Distinct Permutation-based Sums

[Max]

Leroy Quet wrote:

>>That's not true. a(m) may not exist. And it does not exist even for 
>>small examples.
>>Let a(1)=0, a(2)=1, a(3)=3. This sequence distinguishes all permutations 
>>of order 3.
>>But at the same time there is an equality
>>
>>a(3)*1 + a(1)*2 + a(4)*3 + a(2)*4 = a(2)*1 + a(3)*2 + a(4)*3 + a(1)*4
>>
>>that holds for ANY a(4).
>>Hence,  a(4) can NOT be defined such that a(1), a(2), a(3),a(4) 
>>distinguishes all permutations of order 4.
>>
>>Regards,
>>Max
>>
>>    
>>
>
>
>
>Uggg, you are right.
>
>So, typing without thinking...
>
>Can we establish a sequence with undistiguishable (by the definition 
>implied here) m's?
>
>We could define, for this purpose, a(m), if the m-permutation is 
>undistinguishable, arbitrarily as the lowest positive(/nonnegative) 
>integer not among a(1),a(2),...,a(m-1).
>
>  
>
Once you've got undistinguishability, it holds forever.

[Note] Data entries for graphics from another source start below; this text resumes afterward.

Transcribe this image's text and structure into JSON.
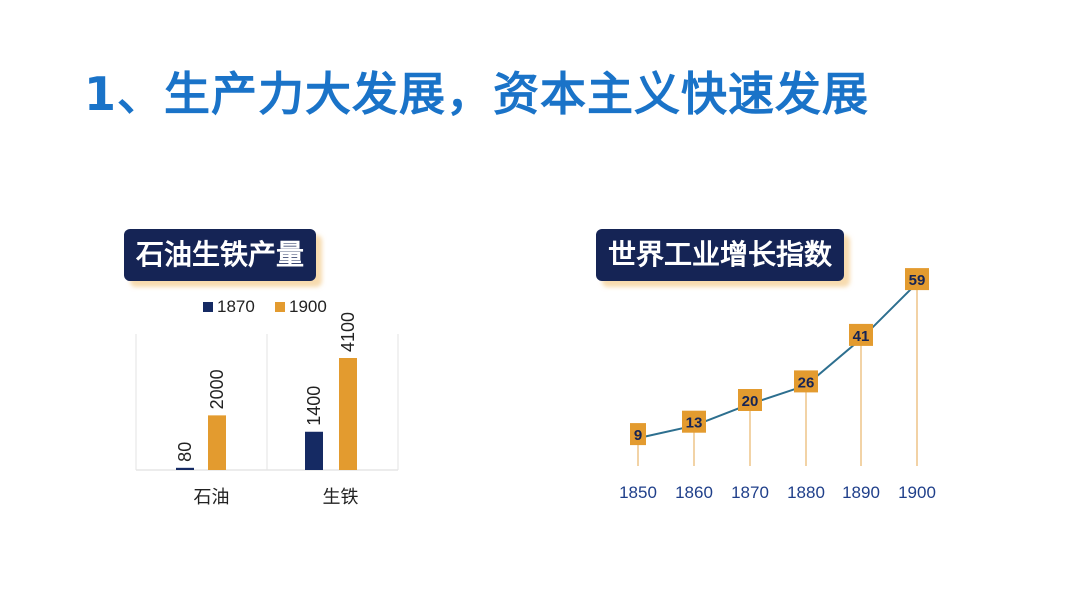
{
  "title": "1、生产力大发展，资本主义快速发展",
  "colors": {
    "title": "#1a73c8",
    "pill_bg": "#152455",
    "series_1870": "#152a63",
    "series_1900": "#e39b2f",
    "line": "#2d6f8f",
    "label_bg": "#e39b2f",
    "year_text": "#1f3f8a"
  },
  "chart_data": [
    {
      "type": "bar",
      "title": "石油生铁产量",
      "categories": [
        "石油",
        "生铁"
      ],
      "series": [
        {
          "name": "1870",
          "values": [
            80,
            1400
          ]
        },
        {
          "name": "1900",
          "values": [
            2000,
            4100
          ]
        }
      ],
      "legend": "top",
      "ylim": [
        0,
        4500
      ],
      "data_labels": true,
      "grid": false
    },
    {
      "type": "line",
      "title": "世界工业增长指数",
      "x": [
        "1850",
        "1860",
        "1870",
        "1880",
        "1890",
        "1900"
      ],
      "values": [
        9,
        13,
        20,
        26,
        41,
        59
      ],
      "data_labels": true,
      "grid": false
    }
  ]
}
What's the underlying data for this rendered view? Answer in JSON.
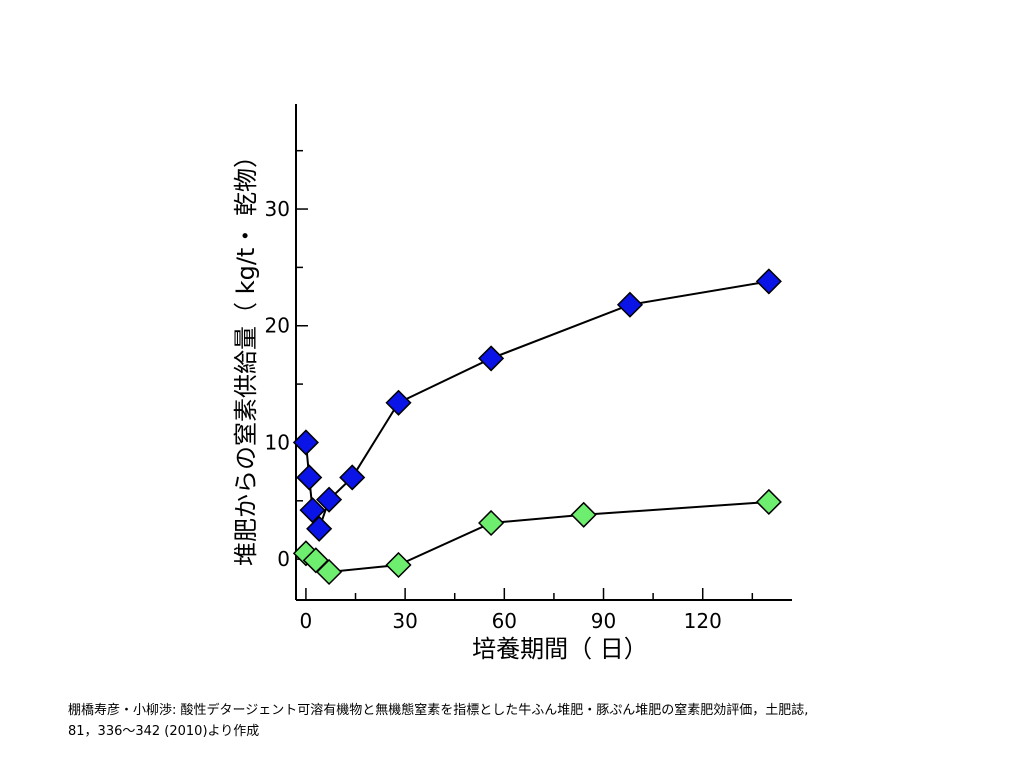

So your 
"arbitrary" definition will work all the time, and the tail of sequence 
will be just successive integers.

>So, the undistinguished m's would form the sequence:
>
>1, 4,...
>
>Is this sequence infinite?
>(For all I know, EVERY m >= 4 is undistinguished with the a's as 
>redefined.)
>
>
>And the a-sequence then would progress as (with 0 = a(1))
>
>0, 1, 3, 2,...
>
>Ideally, the a-sequence would then form an interesting permutation of the 
>nonnegative integers. (But then we would need there to be an infinite 
>number of indistinguished m's, given how the a-sequence is now defined, I 
>believe.)
>  
>
It's simply

0, 1, 3, 2, 4, 5, 6, 7, 8, 9, 10, ...

that's not much interesting.

Regards,
Max